Do you suppose Steven Jobs is having second thoughts?
It was Jobs, after all, who decided back in 1983 that Apple Computer, the innovative and wildly successful company he had founded, needed a professional manager at the helm. And it was Jobs who recruited John Sculley, a marketing type from Pepsi-Cola, for the job.
To make a long story short, if not sweet, this didn't work out real well for Steven Jobs. Sculley won the loyalty of Apple's board of directors. This spring, with sales in a nosedive and the company in disarray, Sculley and the directors agreed on a scapegoat: Steven Jobs. At a three-hour meeting on May 24, Sculley won sole control. Jobs got the old heave-ho, right out the door of the company he had personally created.
Today, Jobs is traveling and thinking, the company says. He is expected to return to Apple Any Day Now. According to reports in the trade press, however, he has been informed that he will have no operational authority in the Sculley regime.
Could it be, could it possibly be, that Jobs is having second thoughts about this Sculley character?
Truth-in-Journalism requires the admission at this point that I don't know all the details of the coup d'etat at Apple. This minor handicap has never prevented me from expressing my views in the past, though, and I certainly won't let it stand in the way this time.
In my view, the directors of Apple have made an outrageous and potentially fatal blunder in taking their company away from the founding father and turning it over to a generic marketing man. The computer industry is littered with the corpses of promising companies that were managed into oblivion by marketing "experts" who had no particular feel for silicon or software. The firms that are succeeding today are by and large the ones where management has a particular affinity for computing.
The distinguishing thing about Steven Jobs is that he has a vision, a pervasive philosophy, about the role of personal computers in modern life. His whole professional career has been an effort -- remarkably successful, at that -- to bring that vision to life.
Jobs has done for personal computing what Arnold Palmer did for golf -- he took it away from a small, elite corps of buffs and gave it to the masses. Eons ago (it was 1975, actually, but that is virtually prehistoric time for the microcomputer business), when Jobs and his pal Stephen Wozniak went out to the garage and built their first computer -- an event heralded by President Reagan in his "America, go for it" speech -- Jobs got the unprecedented notion that the device might have appeal beyond the small circle of electronics hobbyists who were into microcomputers at the time.
Jobs set out to democratize the computer, to make it accessible and appealing to everybody. This vision is reflected in the sleek white packaging, the laid-back manuals, and the friendly, low-tech name that Jobs chose for his computer company.
From that first Apple I to today's Macintosh, Apple's computers generally have been overpriced and underpowered compared with much of the competition.
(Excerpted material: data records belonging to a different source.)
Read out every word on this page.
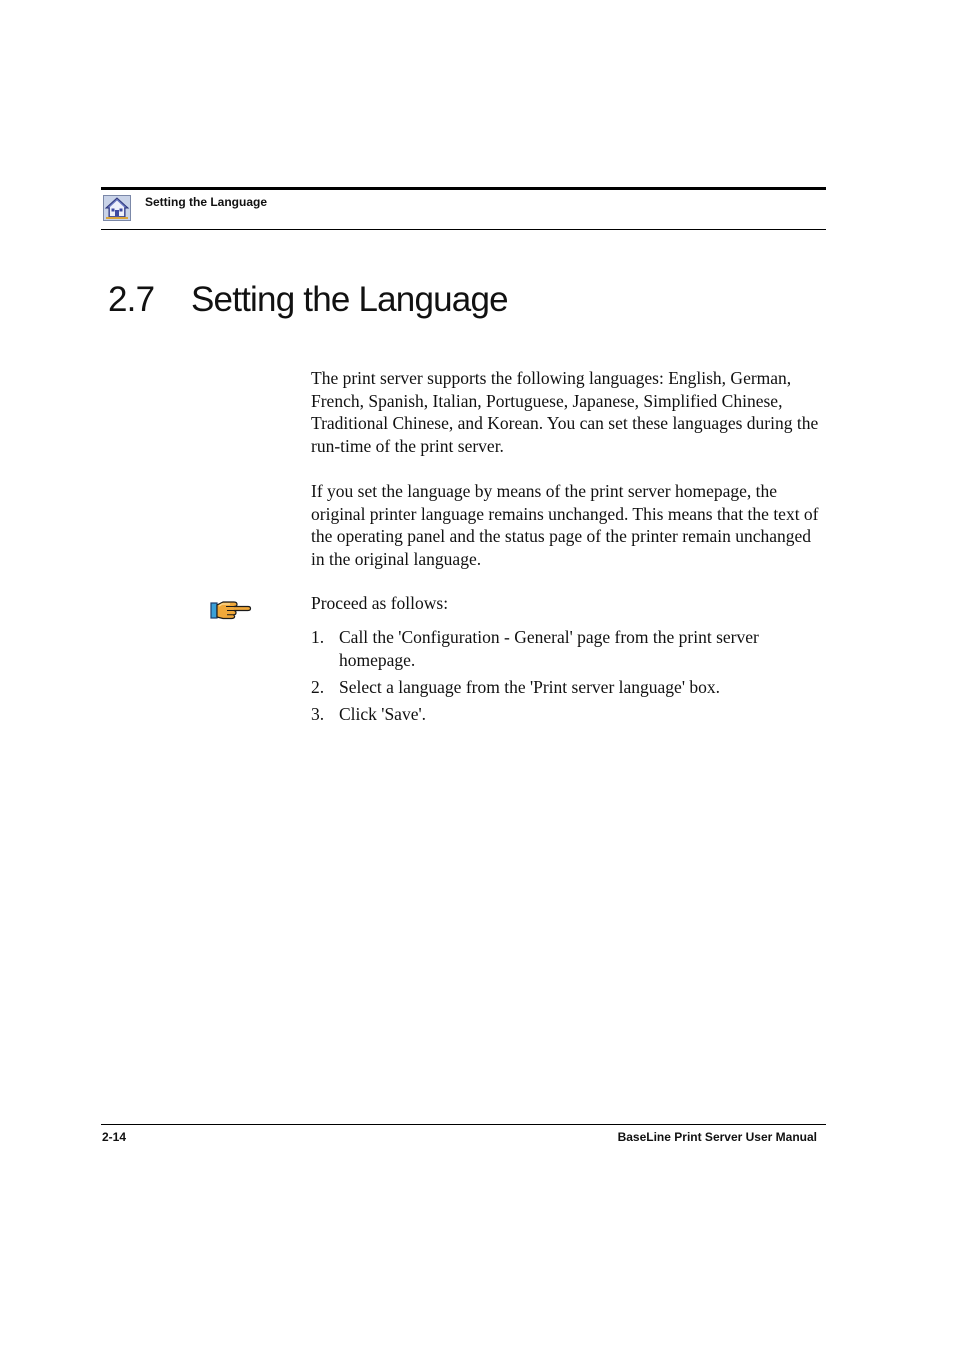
Setting the Language
2.7 Setting the Language

The print server supports the following languages: English, German, French, Spanish, Italian, Portuguese, Japanese, Simplified Chinese, Traditional Chinese, and Korean. You can set these languages during the run-time of the print server.

If you set the language by means of the print server homepage, the original printer language remains unchanged. This means that the text of the operating panel and the status page of the printer remain unchanged in the original language.

Proceed as follows:

1. Call the 'Configuration - General' page from the print server homepage.
2. Select a language from the 'Print server language' box.
3. Click 'Save'.
2-14	BaseLine Print Server User Manual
But the company has flourished (nearly $2 billion in sales last year) while dozens of competitors have gone belly-up. Why? Because Apple was propelled by the force of a driving dream -- by the power of the founder's vision for his company and his industry.
Without that vision, Apple is likely to turn into nothing more than one more computer company engaged in a futile pursuit of IBM.
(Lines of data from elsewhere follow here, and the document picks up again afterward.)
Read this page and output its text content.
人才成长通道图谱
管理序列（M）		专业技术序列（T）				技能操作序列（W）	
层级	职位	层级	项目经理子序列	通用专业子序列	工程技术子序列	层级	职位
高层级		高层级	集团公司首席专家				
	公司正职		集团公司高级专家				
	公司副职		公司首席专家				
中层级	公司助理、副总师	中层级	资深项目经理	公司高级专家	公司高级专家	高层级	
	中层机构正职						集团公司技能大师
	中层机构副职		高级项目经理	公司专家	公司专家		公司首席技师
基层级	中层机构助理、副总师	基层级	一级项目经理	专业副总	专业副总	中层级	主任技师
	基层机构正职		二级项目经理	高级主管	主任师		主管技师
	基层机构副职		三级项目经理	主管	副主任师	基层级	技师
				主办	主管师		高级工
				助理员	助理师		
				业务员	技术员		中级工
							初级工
It's not too hard to guess what Sculley is going to do to "revive" Apple. He'll probably lay off American workers and rely more on overseas production facilities -- a predictable but somewhat un-American ploy that has failed for other computer companies. He'll clearly move closer and closer toward the IBM and MS-DOS standard, an inevitable and laudable course. He'll gradually transform Jobs' company from a visionary crusade into a practical business.
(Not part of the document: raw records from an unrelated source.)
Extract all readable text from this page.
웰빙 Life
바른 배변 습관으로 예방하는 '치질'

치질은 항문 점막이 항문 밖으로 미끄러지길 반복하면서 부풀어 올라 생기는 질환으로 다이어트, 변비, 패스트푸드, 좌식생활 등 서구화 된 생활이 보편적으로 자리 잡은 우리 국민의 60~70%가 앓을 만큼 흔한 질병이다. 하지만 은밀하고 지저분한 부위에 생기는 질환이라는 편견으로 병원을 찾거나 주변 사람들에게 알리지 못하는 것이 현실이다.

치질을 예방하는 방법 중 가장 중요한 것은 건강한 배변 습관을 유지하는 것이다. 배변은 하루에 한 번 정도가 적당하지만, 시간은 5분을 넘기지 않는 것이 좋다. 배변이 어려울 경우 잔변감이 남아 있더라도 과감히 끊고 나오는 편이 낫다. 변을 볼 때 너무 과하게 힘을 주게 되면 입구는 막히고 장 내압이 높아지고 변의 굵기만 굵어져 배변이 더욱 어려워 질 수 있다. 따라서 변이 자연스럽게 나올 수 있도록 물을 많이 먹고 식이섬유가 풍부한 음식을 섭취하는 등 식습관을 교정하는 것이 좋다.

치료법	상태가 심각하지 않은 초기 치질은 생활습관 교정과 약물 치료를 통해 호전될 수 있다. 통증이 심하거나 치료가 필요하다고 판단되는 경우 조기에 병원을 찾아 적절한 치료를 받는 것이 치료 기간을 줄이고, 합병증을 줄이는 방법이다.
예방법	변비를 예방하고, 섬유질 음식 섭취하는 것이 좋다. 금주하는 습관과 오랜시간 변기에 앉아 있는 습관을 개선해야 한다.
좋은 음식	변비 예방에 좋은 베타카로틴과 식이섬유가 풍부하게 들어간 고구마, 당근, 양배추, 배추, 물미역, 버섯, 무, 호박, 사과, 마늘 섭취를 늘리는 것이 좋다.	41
Presumably, that future looks rosy to the board of directors. And it may be a desirable course for the narrow, short-term goal of steering Apple through the present computer industry doldrums. But aren't corporate directors supposed to look beyond the short term?
Over the long haul, Apple sans Steven Jobs is not going to be a pretty sight. The company has sold its birthright for a mess of Pepsi -- and made a crucial blunder in doing so.